In the Company of Giants

Hi readers,

Just got a mind-bending bit of news. My two-book series, Flesh and Spirit and Breath and Bone, is a finalist for the 2009 Mythopoeic Fantasy Award for Adult Literature. Other 2009 finalists include Ursula Le Guin, Patricia McKillip, and Gene Wolfe, along with debut author Daryl Gregory. Holy moly!

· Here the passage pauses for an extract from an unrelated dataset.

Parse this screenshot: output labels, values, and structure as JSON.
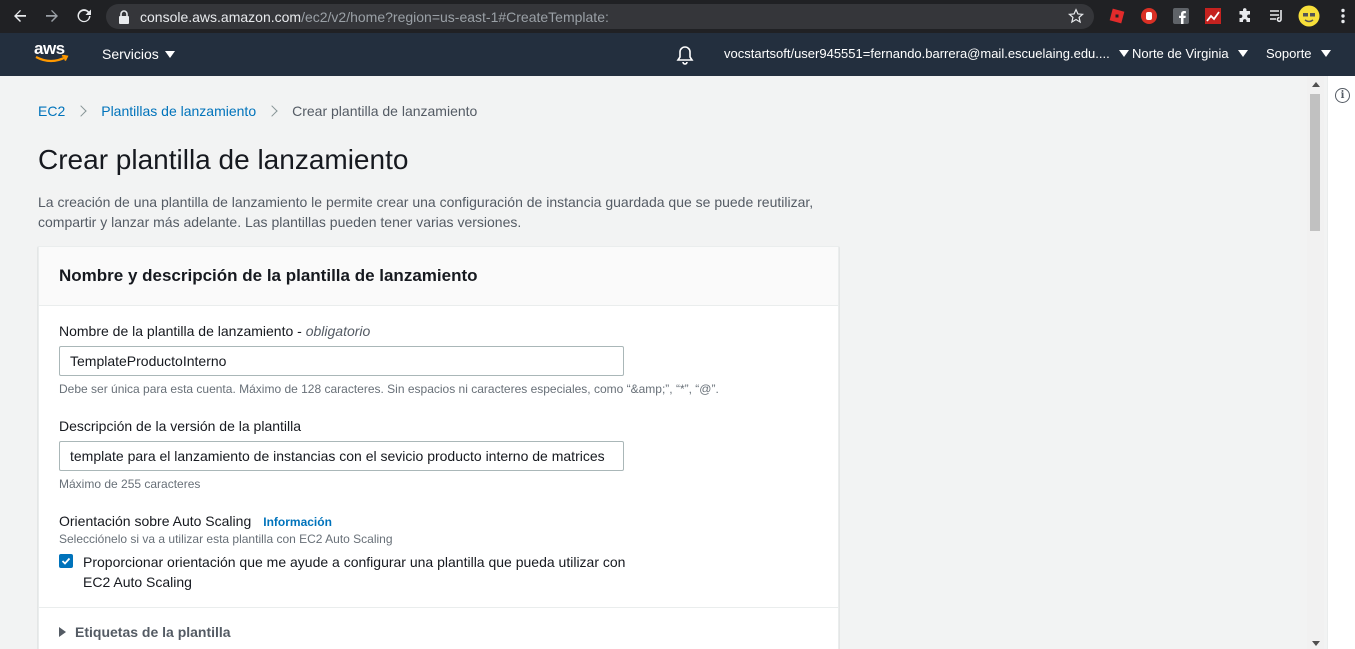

When I scan the list of past Mythopoeic finalists and winners, the first name on the list is Mary Stewart and The Crystal Cave. I read and adored her romantic suspense when I was a teen and twenty-something, but this delightful, lyrical tale of Merlin and Arthur brought them into my head as real living persons as no other Arthurian tale ever has. Also on the list are Roger Zelazny's Nine Princes in Amber and Poul Anderson's A Midsummer Tempest, Ellen Kushner's Thomas the Rhymer...along with other works by Le Guin, McKillip, Susan Cooper, Richard Adams, Donaldson, McKinley, Willis, Kay, Tepper, works that shaped my love for fantasy, as well as feeding the writer I am. And they still sit on my bookshelves! Need I say what an honor that my name is now listed on the same page? Still reeling...

You can read more about the Mythopoeic Society, their connection to the Inklings (Tolkien, CS Lewis, et al), and the awards at their website.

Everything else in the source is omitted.